After recently mentioning that I would consider an investment in the Vanguard Wellington Fund if I wanted to create wealth in such a way that I did not have to spend much time thinking about investments or intended to pass the ownership stake on to someone that did not have much knowledge about investing (i.e. if you wanted to turn your children into trust fund babies in a way that they could not ruin it, you’d want to set up a restricted trust that only permitted the kids to receive the interest and dividend income generated by the fund, perhaps with the instruction that the assets transfer into an S&P 500 index fund if the Wellington Fund were to ever cease to exist).
Anyway, when I wrote about it recently, some readers wanted to know if they were still allowed to contribute to the fund, given the fund’s press release on February 28th, 2013:
“Vanguard Group said on Thursday it would stop opening new accounts from financial advisers and institutional customers in its popular $68 billion Wellington Fund, which invests in a mix of stocks and bonds.”
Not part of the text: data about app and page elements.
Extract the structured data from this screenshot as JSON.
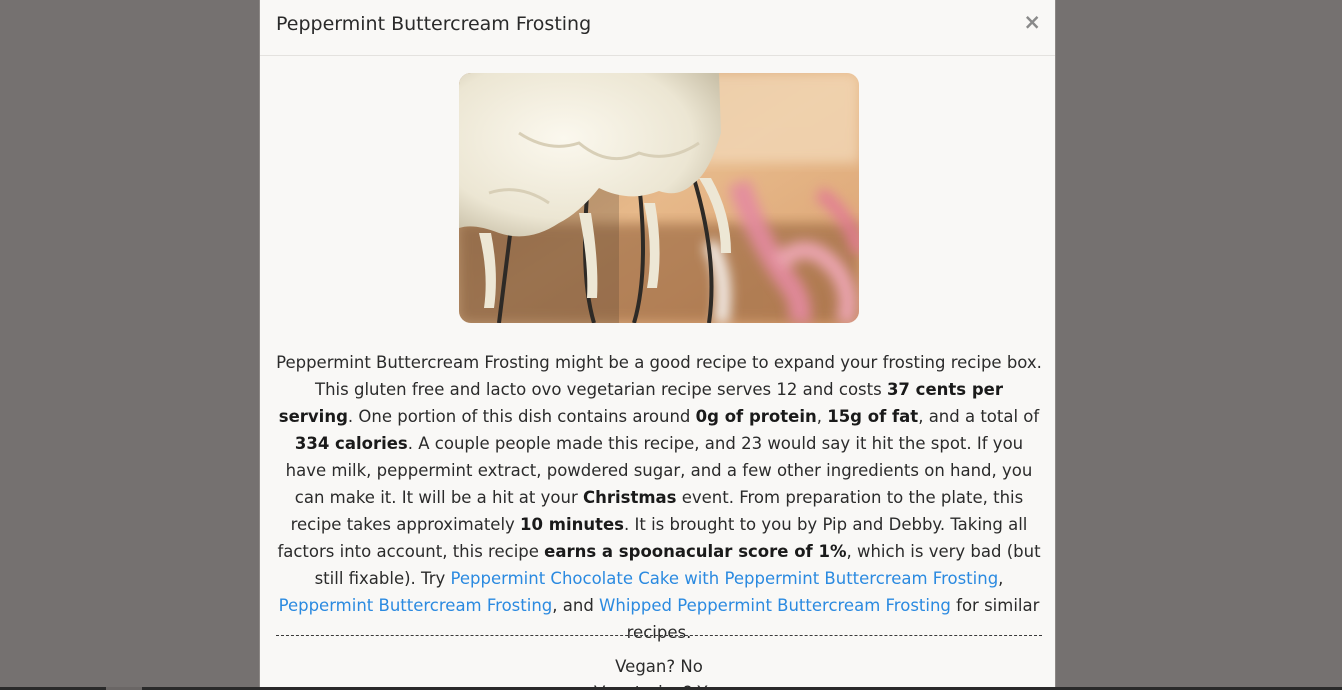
{
  "modal": {
    "title": "Peppermint Buttercream Frosting",
    "close_label": "×"
  },
  "image": {
    "alt": "Peppermint Buttercream Frosting"
  },
  "summary": {
    "t1": "Peppermint Buttercream Frosting might be a good recipe to expand your frosting recipe box. This gluten free and lacto ovo vegetarian recipe serves 12 and costs ",
    "b1": "37 cents per serving",
    "t2": ". One portion of this dish contains around ",
    "b2": "0g of protein",
    "t3": ", ",
    "b3": "15g of fat",
    "t4": ", and a total of ",
    "b4": "334 calories",
    "t5": ". A couple people made this recipe, and 23 would say it hit the spot. If you have milk, peppermint extract, powdered sugar, and a few other ingredients on hand, you can make it. It will be a hit at your ",
    "b5": "Christmas",
    "t6": " event. From preparation to the plate, this recipe takes approximately ",
    "b6": "10 minutes",
    "t7": ". It is brought to you by Pip and Debby. Taking all factors into account, this recipe ",
    "b7": "earns a spoonacular score of 1%",
    "t8": ", which is very bad (but still fixable). Try ",
    "link1": "Peppermint Chocolate Cake with Peppermint Buttercream Frosting",
    "t9": ", ",
    "link2": "Peppermint Buttercream Frosting",
    "t10": ", and ",
    "link3": "Whipped Peppermint Buttercream Frosting",
    "t11": " for similar recipes."
  },
  "details": {
    "vegan": "Vegan? No",
    "next_partial": "Vegetarian? Yes"
  },
  "colors": {
    "backdrop": "#757170",
    "modal_bg": "#f9f8f6",
    "link": "#2b8ae0"
  }
}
If you are an individual investor looking to start your own $3,000 investment in the Wellington Fund, you may still do so. If you already have established a position in the Vanguard Wellington Fund and you are running, say, a pension, you may continue to add to the account. However, if you were setting up a workplace pension and did not already have a position in the Wellington Fund, then you may not do so. But for most of you, you should be fine getting started with the Wellington Fund if you have yet to start.
Why would the Wellington Fund choose to close the fund down to financial advisors and the big institutions? Most ostensibly, it’s a way to protect you, the small investor. Depending on the tallied stock prices of the day, there is a total value of roughly $70 billion in the Wellington Fund. If a pension manager deposits $2 billion into the fund, it puts pressure on the Wellington management team to deploy that money effectively. That $2 billion would then get spread across all the assets, and shape your future returns as well. Given that most companies today are trading at valuations well above their ten-year averages (i.e. investors usually pay $18-$22 for each dollar of profit that Hershey generates, but today they are willing to pay $26-$29). This moderately high pricing makes it difficult for the Wellington Fund management team to deploy large infusions of cash effectively, so they have banned investors with large resources from adding cash to the fund, which would likely lower the returns for other investors.
Personally, I don’t own the Wellington Fund. I much prefer individual stock picking because I believe I am able to pick the kinds of companies that the Wellington Fund holds such as Chevron, Wells Fargo, Pfizer, and Colgate-Palmolive, and given that belief, it makes sense for me to bypass the 0.25% asset override that the fund charges. However, I do think that the fund can serve its purpose well—if you want to own an asset, or pass on an asset, that requires little thought or attention, it’s a great asset to own. And the good news is that, if you are an individual investor, you still have the option to establish a position in the fund if you so desire.